Berlin: Karl-Heinz Krause (Geb. 1926)

Wenn sie ihn in eine Funktion schubsen, sagt er: "Na gut, dann mach' ich das"

Kalle ist ein Kind aus dem Hinterhof, aus dem vierten Hinterhof, um genau zu sein. Zwischen Kuh- und Pferdestall, mit Schaben und Wanzen, mit einer Bäckerei vorne auf der Emserstraße und einem Milchgeschäft zur Siegfriedstraße raus, mitten im Arbeiterbezirk Neukölln, da kommt Karl-Heinz Krause her. Einen Vorteil haben die Bäckerei und der Kuhstall: Die Wände sind immer schön warm und im Winter können sie Kohle sparen. Mutter Marta, Vater Willi, Bruder Günter, Bruder Wolfgang und er, Kalle, teilen sich ein Berliner Zimmer und eine Küche, Toilette ist auf halber Treppe.

Sein Vater ist Arbeiter, ein Bauschlosser, und er, Kalle, geht auf die 19. Volksschule, bis zur 9. Klasse, wie das ein Arbeitersohn eben so macht. Kalles Flause mal am Berliner meteorologischen Institut zu studieren, endet beim Arbeitsvermittler vom Arbeitsamt. Es ist 1941, da haben die jungen Männer in der Rüstung zu arbeiten. Will er denn nicht dem Vaterland dienen? Und überhaupt, was hatte er, Kalle aus dem vierten Hinterhof, an der Universität zu suchen? Die Eltern brauchen seine Unterstützung jetzt und nicht irgendwann.

Doch Rüstung ist ihm nichts, also wird er Schriftsetzer-Lehrling, das fasziniert ihn, da ist die Schrift und die Sprache und das gedruckte Buch, etwas für seinen Intellekt, und dann ist da die Arbeit, mit den Händen, mit den Kollegen, da fühlt Kalle sich wohl. Nun setzt er also Buchstabe um Buchstabe in den Setzkasten in der Druckerei Paul Funke, einer kleinen „Quetsche“ in der Friedrichstraße.

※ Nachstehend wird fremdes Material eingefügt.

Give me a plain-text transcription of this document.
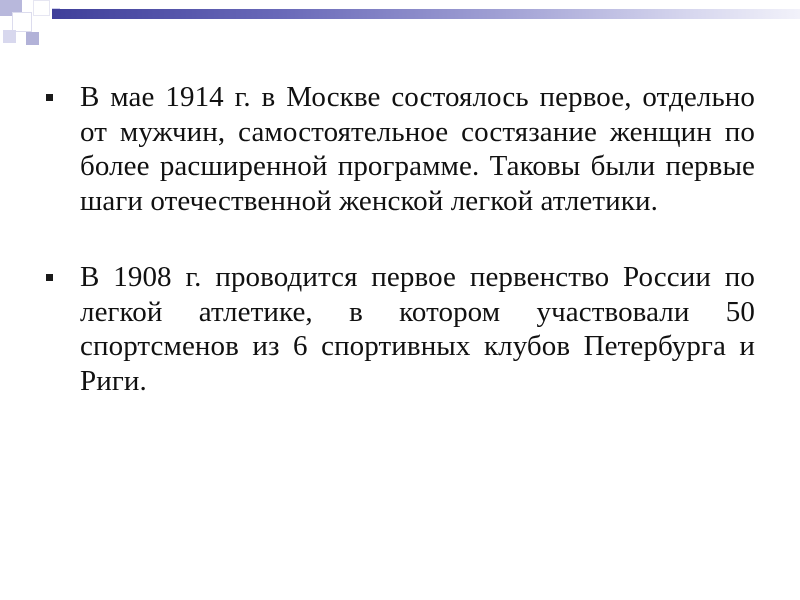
В мае 1914 г. в Москве состоялось первое, отдельно от мужчин, самостоятельное состязание женщин по более расширенной программе. Таковы были первые шаги отечественной женской легкой атлетики.
В 1908 г. проводится первое первенство России по легкой атлетике, в котором участвовали 50 спортсменов из 6 спортивных клубов Петербурга и Риги.
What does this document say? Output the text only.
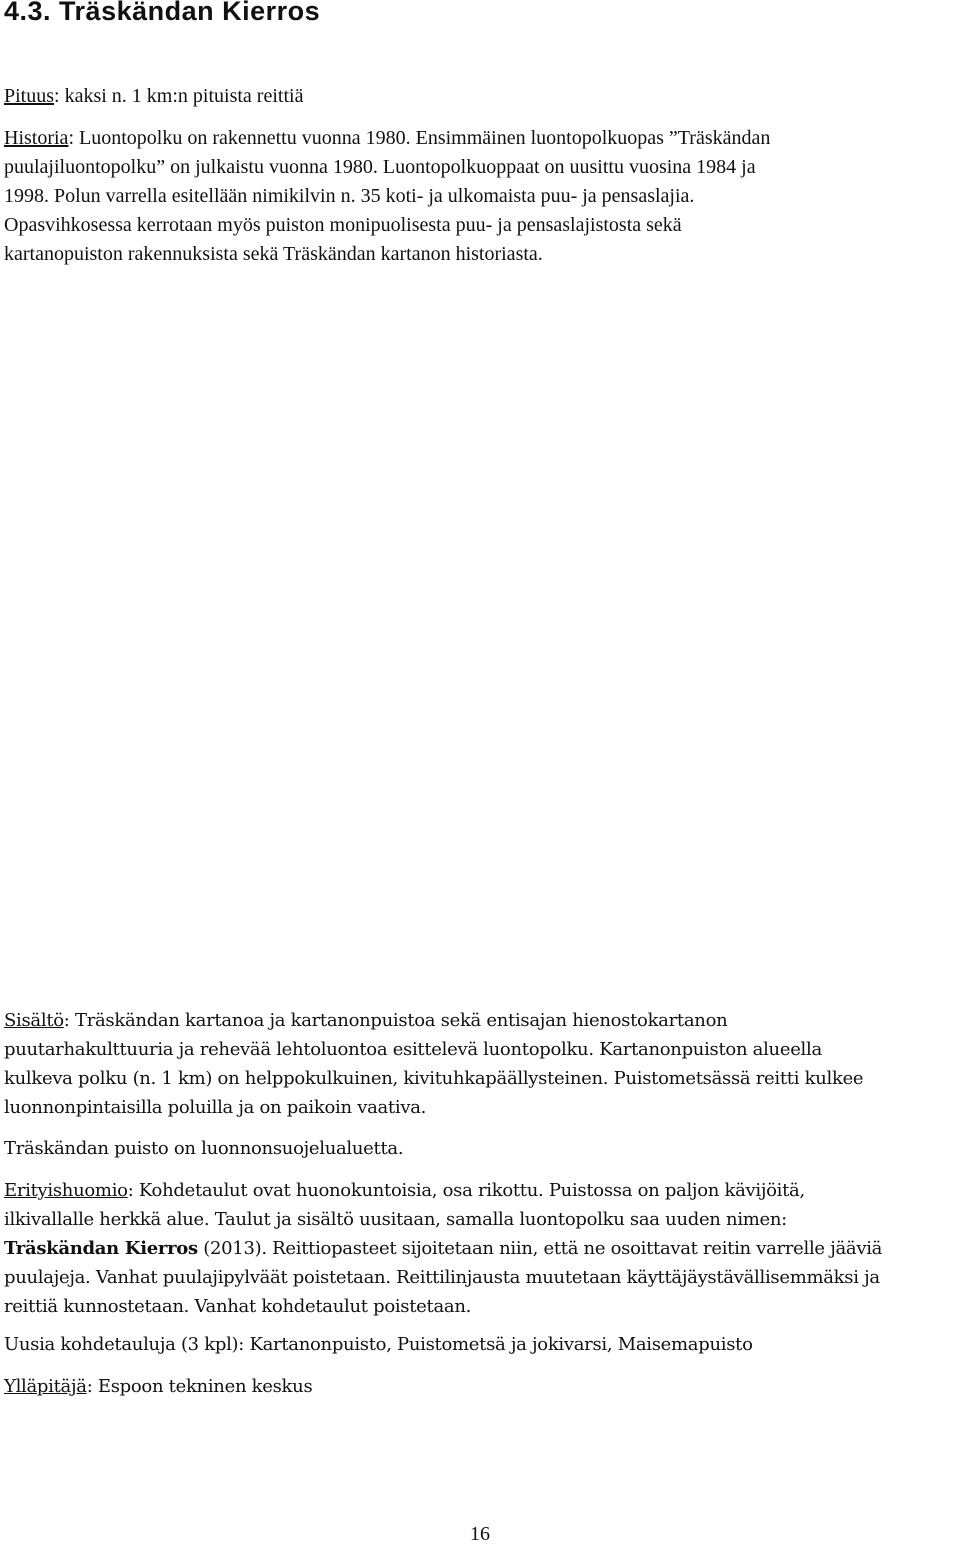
4.3. Träskändan Kierros

Pituus: kaksi n. 1 km:n pituista reittiä

Historia: Luontopolku on rakennettu vuonna 1980. Ensimmäinen luontopolkuopas ”Träskändan
puulajiluontopolku” on julkaistu vuonna 1980. Luontopolkuoppaat on uusittu vuosina 1984 ja
1998. Polun varrella esitellään nimikilvin n. 35 koti- ja ulkomaista puu- ja pensaslajia.
Opasvihkosessa kerrotaan myös puiston monipuolisesta puu- ja pensaslajistosta sekä
kartanopuiston rakennuksista sekä Träskändan kartanon historiasta.

Sisältö: Träskändan kartanoa ja kartanonpuistoa sekä entisajan hienostokartanon
puutarhakulttuuria ja rehevää lehtoluontoa esittelevä luontopolku. Kartanonpuiston alueella
kulkeva polku (n. 1 km) on helppokulkuinen, kivituhkapäällysteinen. Puistometsässä reitti kulkee
luonnonpintaisilla poluilla ja on paikoin vaativa.

Träskändan puisto on luonnonsuojelualuetta.

Erityishuomio: Kohdetaulut ovat huonokuntoisia, osa rikottu. Puistossa on paljon kävijöitä,
ilkivallalle herkkä alue. Taulut ja sisältö uusitaan, samalla luontopolku saa uuden nimen:
Träskändan Kierros (2013). Reittiopasteet sijoitetaan niin, että ne osoittavat reitin varrelle jääviä
puulajeja. Vanhat puulajipylväät poistetaan. Reittilinjausta muutetaan käyttäjäystävällisemmäksi ja
reittiä kunnostetaan. Vanhat kohdetaulut poistetaan.

Uusia kohdetauluja (3 kpl): Kartanonpuisto, Puistometsä ja jokivarsi, Maisemapuisto

Ylläpitäjä: Espoon tekninen keskus

16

Seine Kollegen sind linksgestrickt und so weit weg von den Nazis wie möglich. Auch Kalle versucht den Braunen aus dem Weg zu gehen. Zur HJ erscheint er einfach nicht, und wegen Untergewichts ziehen sie ihn erst im November 1944 zur Armee ein. Er kommt nach Neuruppin, nach Dänemark, nach Schlesien, ins Vogtland. Er wird verletzt, entgeht einem Kessel und landet, als alles vorbei ist, in amerikanischer Kriegsgefangenschaft.

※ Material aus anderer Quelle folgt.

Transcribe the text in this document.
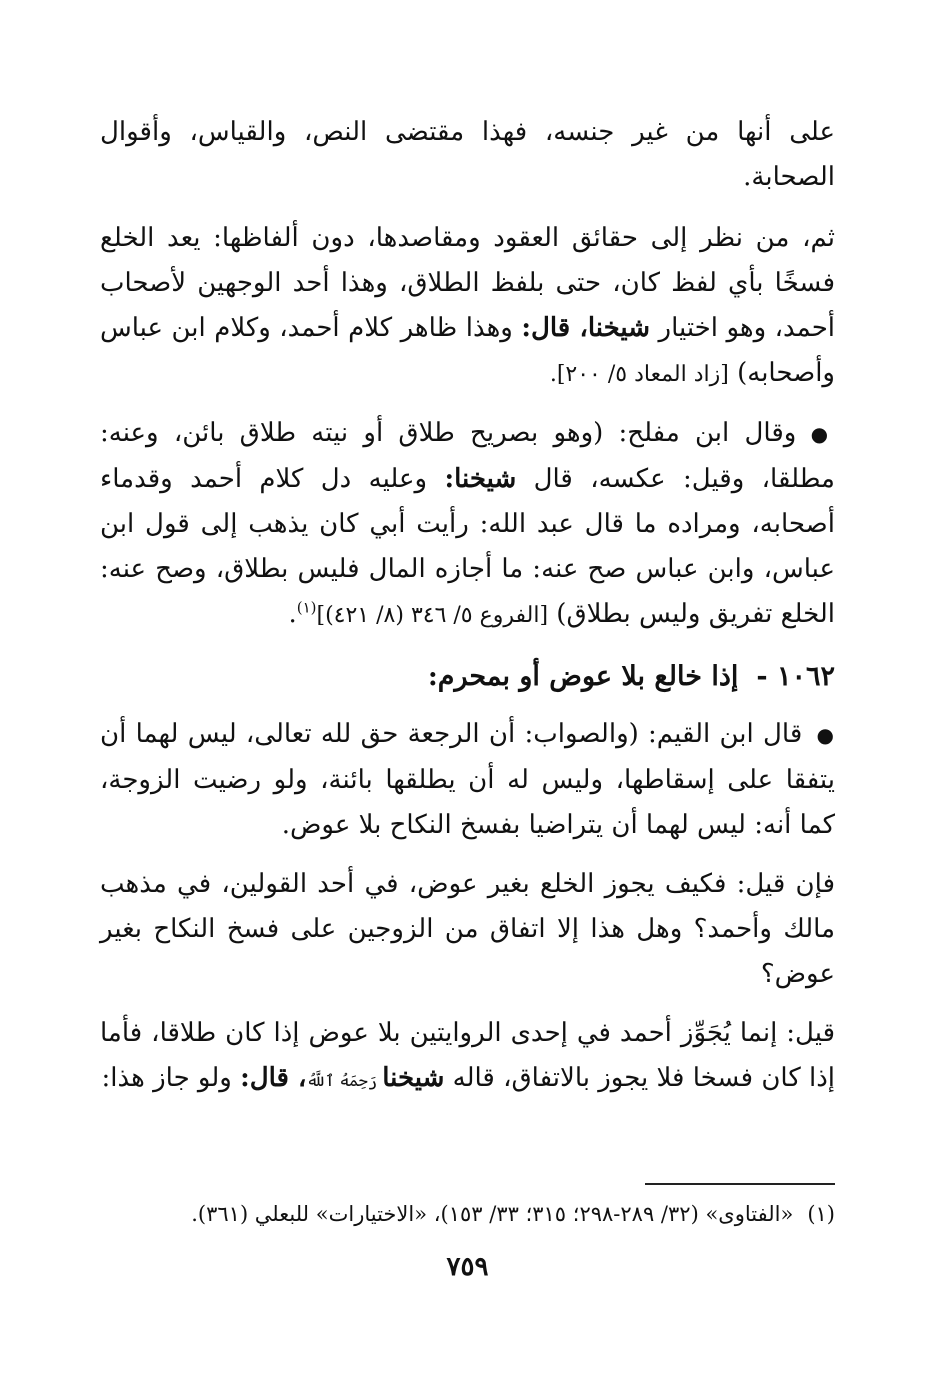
على أنها من غير جنسه، فهذا مقتضى النص، والقياس، وأقوال الصحابة.

ثم، من نظر إلى حقائق العقود ومقاصدها، دون ألفاظها: يعد الخلع فسخًا بأي لفظ كان، حتى بلفظ الطلاق، وهذا أحد الوجهين لأصحاب أحمد، وهو اختيار شيخنا، قال: وهذا ظاهر كلام أحمد، وكلام ابن عباس وأصحابه) [زاد المعاد ٥/ ٢٠٠].

● وقال ابن مفلح: (وهو بصريح طلاق أو نيته طلاق بائن، وعنه: مطلقا، وقيل: عكسه، قال شيخنا: وعليه دل كلام أحمد وقدماء أصحابه، ومراده ما قال عبد الله: رأيت أبي كان يذهب إلى قول ابن عباس، وابن عباس صح عنه: ما أجازه المال فليس بطلاق، وصح عنه: الخلع تفريق وليس بطلاق) [الفروع ٥/ ٣٤٦ (٨/ ٤٢١)]$^{(١)}$.

١٠٦٢ -إذا خالع بلا عوض أو بمحرم:

● قال ابن القيم: (والصواب: أن الرجعة حق لله تعالى، ليس لهما أن يتفقا على إسقاطها، وليس له أن يطلقها بائنة، ولو رضيت الزوجة، كما أنه: ليس لهما أن يتراضيا بفسخ النكاح بلا عوض.

فإن قيل: فكيف يجوز الخلع بغير عوض، في أحد القولين، في مذهب مالك وأحمد؟ وهل هذا إلا اتفاق من الزوجين على فسخ النكاح بغير عوض؟

قيل: إنما يُجَوِّز أحمد في إحدى الروايتين بلا عوض إذا كان طلاقا، فأما إذا كان فسخا فلا يجوز بالاتفاق، قاله شيخنا رَحِمَهُ ٱللَّهُ، قال: ولو جاز هذا:

(١)«الفتاوى» (٣٢/ ٢٨٩-٢٩٨؛ ٣١٥؛ ٣٣/ ١٥٣)، «الاختيارات» للبعلي (٣٦١).
٧٥٩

Bei den Amis gibt es wenigstens Essen, und so steht er im August 1945, entlassen und gut genährt, bei den Eltern vor der Tür. „Na, das dauert nicht lange, dann siehste aus wie wir“, sagte sein Vater und meint den Hunger, der nagt und nagt und aus Kalle, 186 Zentimeter, blonde Haare, Brille, einen macht, den sie „Dr. Lattengeist“ nennen. Kalle kauft die Zeitschrift „Kleingärtner und Siedler“ und findet heraus, was er alles verwerten kann: Löwenzahn, Brennnessel, Spitzwegerich, und junge Lindenblätter, die schmecken wie Froschlaich, aber in der Suppe den Magen füllen.

Trotz des Hungers beginnt für Kalle das Leben. Ein Kumpel bringt sein Grammofon mit, ein anderer die Schallplatten, ein dritter Bier und Brause, und schon tanzen sie. Kalle lernt Walzer. Kalle wird auch politisch. „Wenn man die Gewerkschaft nicht hätte, könnten die Firmen ja erst recht machen, was sie wollen“, sagt er und tritt ein. Auch in die SPD und in die Arbeiterwohlfahrt.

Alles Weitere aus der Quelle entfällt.